Private Sector job creation at a third of where it was in Q1

Nonfarm payrolls fell 131,000 in July as temporary Census workers declined 143,000 and other government employment dropped 59,000. Private payrolls increased 71,000 in July, which was below expectations. In addition, private payrolls in the prior two months were downwardly revised by 34,000. Over the last three months, private payrolls have risen by an average of only 51,000 per month.

The unemployment rate was unchanged at 9.5% in July as labor force participation declined to 64.6% from 64.7%. Household employment dropped 159,000 in July (this measure of employment has declined by an average of 165,000 per month over the last three months).

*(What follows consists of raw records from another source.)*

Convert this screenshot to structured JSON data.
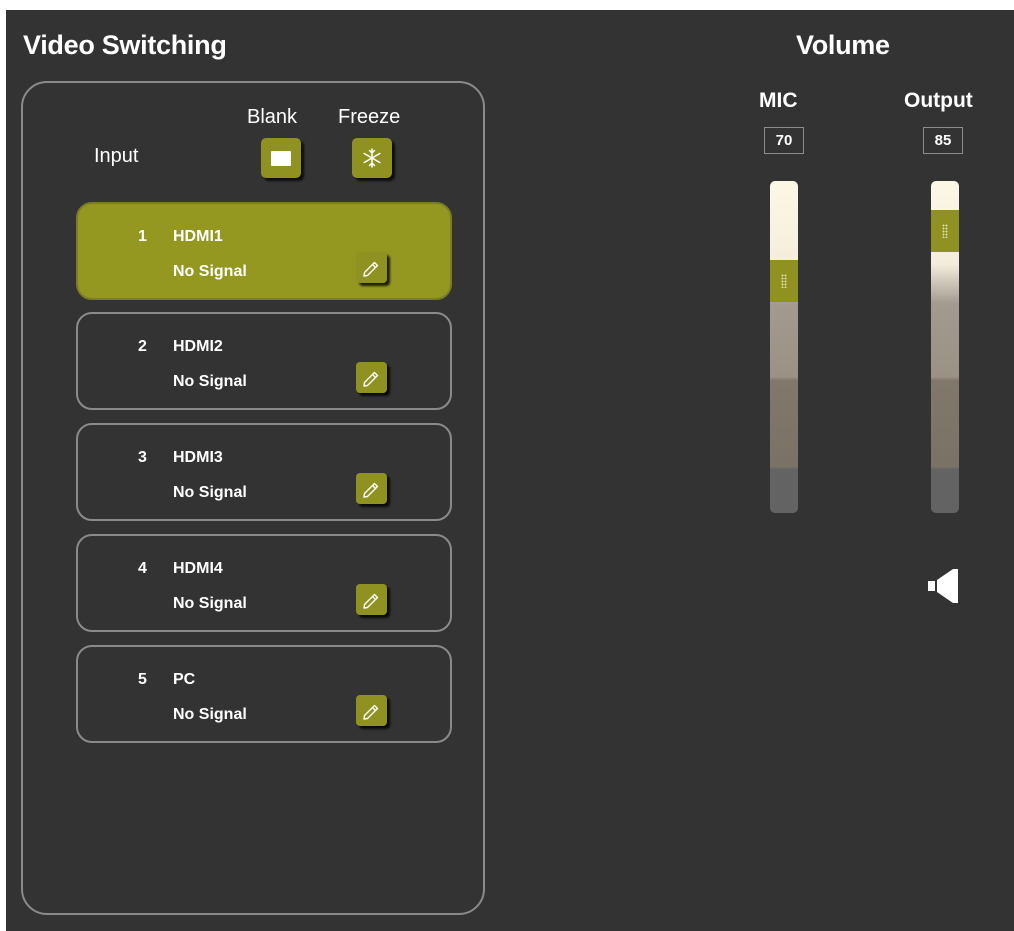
{
  "video_switching": {
    "title": "Video Switching",
    "input_label": "Input",
    "blank_label": "Blank",
    "freeze_label": "Freeze",
    "inputs": [
      {
        "number": "1",
        "name": "HDMI1",
        "status": "No Signal",
        "selected": true
      },
      {
        "number": "2",
        "name": "HDMI2",
        "status": "No Signal",
        "selected": false
      },
      {
        "number": "3",
        "name": "HDMI3",
        "status": "No Signal",
        "selected": false
      },
      {
        "number": "4",
        "name": "HDMI4",
        "status": "No Signal",
        "selected": false
      },
      {
        "number": "5",
        "name": "PC",
        "status": "No Signal",
        "selected": false
      }
    ]
  },
  "volume": {
    "title": "Volume",
    "mic": {
      "label": "MIC",
      "value": "70"
    },
    "output": {
      "label": "Output",
      "value": "85"
    },
    "mute_icon": "speaker-icon"
  },
  "icons": {
    "blank": "blank-square-icon",
    "freeze": "snowflake-icon",
    "edit": "pencil-icon"
  },
  "colors": {
    "accent": "#8f9220",
    "selected_card": "#949821",
    "background": "#333333",
    "border": "#8a8a8a"
  }
}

A disappointing employment report that points to a downshifting in the pace of private job creation and a further decline in labor force participation. Although private employment has risen in every month this year to date, the pace has slowed from a relatively solid 154,000 per month average from January–April to a mere 51,000 per month over the last three months. Although the hours worked data continue to outpace employment creation, we have also seen a slowing there from 2.7% in the three-months ended April to 1.8% in the latest three months.

We have seen in time and time again.  This government does not get the keys to successful job creation.  Low regulations, low spending and low taxes encourage private sector growth. 

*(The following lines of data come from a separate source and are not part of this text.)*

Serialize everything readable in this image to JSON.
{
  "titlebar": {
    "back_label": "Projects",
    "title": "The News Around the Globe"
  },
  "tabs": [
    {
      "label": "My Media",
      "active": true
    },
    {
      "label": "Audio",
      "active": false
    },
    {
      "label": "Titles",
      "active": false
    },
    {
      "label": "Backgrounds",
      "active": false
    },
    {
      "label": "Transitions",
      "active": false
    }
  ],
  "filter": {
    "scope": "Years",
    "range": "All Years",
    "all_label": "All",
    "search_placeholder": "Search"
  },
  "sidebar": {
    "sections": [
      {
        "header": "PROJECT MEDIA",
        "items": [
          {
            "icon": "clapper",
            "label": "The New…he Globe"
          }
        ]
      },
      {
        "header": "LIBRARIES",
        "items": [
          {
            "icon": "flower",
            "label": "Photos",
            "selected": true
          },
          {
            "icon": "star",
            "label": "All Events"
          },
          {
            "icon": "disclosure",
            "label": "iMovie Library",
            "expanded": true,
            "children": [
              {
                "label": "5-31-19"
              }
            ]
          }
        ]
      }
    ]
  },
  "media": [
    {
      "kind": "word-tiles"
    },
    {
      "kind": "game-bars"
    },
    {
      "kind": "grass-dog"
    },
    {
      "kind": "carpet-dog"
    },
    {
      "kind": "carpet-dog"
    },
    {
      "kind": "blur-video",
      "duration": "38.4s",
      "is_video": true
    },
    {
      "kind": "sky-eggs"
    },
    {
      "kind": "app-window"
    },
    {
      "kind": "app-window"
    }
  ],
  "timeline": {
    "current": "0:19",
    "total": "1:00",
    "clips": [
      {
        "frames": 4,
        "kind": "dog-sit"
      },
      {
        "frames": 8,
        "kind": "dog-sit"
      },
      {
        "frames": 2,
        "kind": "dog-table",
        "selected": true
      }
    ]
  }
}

The news is a little brighter on the labor income front as a combination of a 0.3% increase in hours worked and a 0.2% increase in average hourly earnings points to a solid gain in labor income in July. Also good news was the pickup in employment in manufacturing and the solid increase in hours worked in the sector, which points to a respectable increase in manufactured output in the month. This report sets the stage for a contentious debate about whether to expand the QE program at the Fed but we think that such a move would achieve little (see yesterday’s report The Fed Should Not Sail the QE2!).